1. Transfer to lower classification schools...beware of the JC. A D1 kid who goes to a JC used to (3 years ago) have to then graduate from the JC before being eligible to go to another D1. Also, there were some "minimum" hours to finish as well, can't remember how much. Buut for instance, a kid who transferred with 45 credit hours of D1 might have to spend at least a whole year (30 hours)at the JC even though he only needs 15 hours for an AA degree to finish JC. The point is, for the poster who said they can go to lower level then go back...I'm pretty sure that loophole is not avialable.
2. Which brings me to my second point. Much is made of motivation and the NCAA not being fair to the student athlete. Well, the motivation is the image the college President's feel they must maintain as an "academic group" whether Johnny baseball gets treated fairly is not really high on their list. Once they started down the road of "graduation rate improvement" it was analogous to the "inquisition." The little people will be sacrificed and that's because as many have observed, they have no recourse.
For those that said this or that can be challenged in court...it cannot.
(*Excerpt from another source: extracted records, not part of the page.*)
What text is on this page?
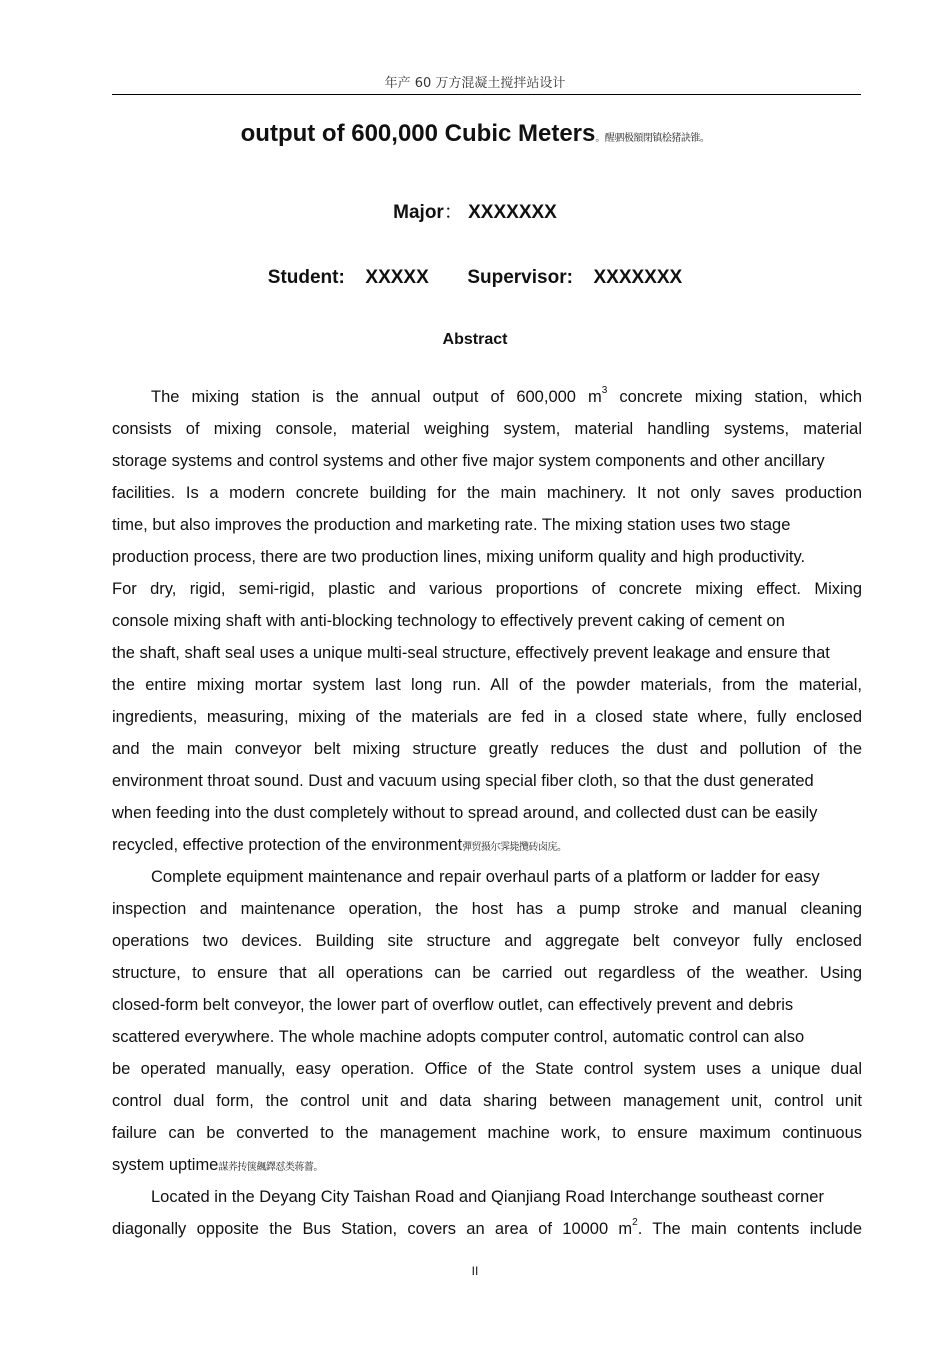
年产 60 万方混凝土搅拌站设计
output of 600,000 Cubic Meters。醒驷极額閉镇桧猪訣锥。
Major： XXXXXXX
Student: XXXXX Supervisor: XXXXXXX
Abstract
The mixing station is the annual output of 600,000 $m^3$ concrete mixing station, which
consists of mixing console, material weighing system, material handling systems, material
storage systems and control systems and other five major system components and other ancillary
facilities. Is a modern concrete building for the main machinery. It not only saves production
time, but also improves the production and marketing rate. The mixing station uses two stage
production process, there are two production lines, mixing uniform quality and high productivity.
For dry, rigid, semi-rigid, plastic and various proportions of concrete mixing effect. Mixing
console mixing shaft with anti-blocking technology to effectively prevent caking of cement on
the shaft, shaft seal uses a unique multi-seal structure, effectively prevent leakage and ensure that
the entire mixing mortar system last long run. All of the powder materials, from the material,
ingredients, measuring, mixing of the materials are fed in a closed state where, fully enclosed
and the main conveyor belt mixing structure greatly reduces the dust and pollution of the
environment throat sound. Dust and vacuum using special fiber cloth, so that the dust generated
when feeding into the dust completely without to spread around, and collected dust can be easily
recycled, effective protection of the environment彈贸摄尔霁毙攬砖卤庑。
Complete equipment maintenance and repair overhaul parts of a platform or ladder for easy
inspection and maintenance operation, the host has a pump stroke and manual cleaning
operations two devices. Building site structure and aggregate belt conveyor fully enclosed
structure, to ensure that all operations can be carried out regardless of the weather. Using
closed-form belt conveyor, the lower part of overflow outlet, can effectively prevent and debris
scattered everywhere. The whole machine adopts computer control, automatic control can also
be operated manually, easy operation. Office of the State control system uses a unique dual
control dual form, the control unit and data sharing between management unit, control unit
failure can be converted to the management machine work, to ensure maximum continuous
system uptime謀荞抟箧飆鐸怼类蒋薔。
Located in the Deyang City Taishan Road and Qianjiang Road Interchange southeast corner
diagonally opposite the Bus Station, covers an area of 10000 $m^2$. The main contents include
II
I beleive a very high court, maybe even the Supreme court has ruled that the NCAA is basically not a "public" domain. it represents an enforcement mechanism of the body of Universities it represents and they are, for lack of a better term, exempt from public challenge on how they make their rules for athletics.
I'm sure their are many posters like me who've fought the NCAA, even had them admit error and acknowledge it wasn't fair for this or that, but they rarely make exceptions to any ruling not supported by the member institution. What to read here is, if it's good for the school screw the player, even if the school is wrong.
Any Lawyers out there. Here's a money making idea. The only way for the NCAA to be challenged IMO, is for the NCAA athletes to unite, form a union and challenge rulings as a group. Until you have that kind of resources available to pursue and fight the institutions legal power you have little chance on an individual basis...they just blow you off.
Think about it! If each NCAA athlete contributed $50 per year at about 100,000 athletes. Well you'd have a tidy little fund to challenge a few rules a year. Eventually, promises to kids would have to be kept and kids whose talent generates $millions in revenue for the school would at least be recognized as having the right to get 4 year promises in any school.
Bottom Line, the rule ought to be simple, in any sport. Kid gets a 4 year deal for whatever they are offered 25 percent whatever. He can't be replaced for any reason other than academic non performance.
Why not, it's greed from the president's wanting to have a Nationally recognized program which in turn keeps the Alums giving and the bucks flowing vs. havinga "clean" academic program which the "educational purists" who have unions push. Caught in the middle is the kid - the pawn.
Sorry for so long...but you can see i hate the system...the sad part...schools have planty of money at the D-1 level...really money isn't the problem it's athletics vs. educators within their own system.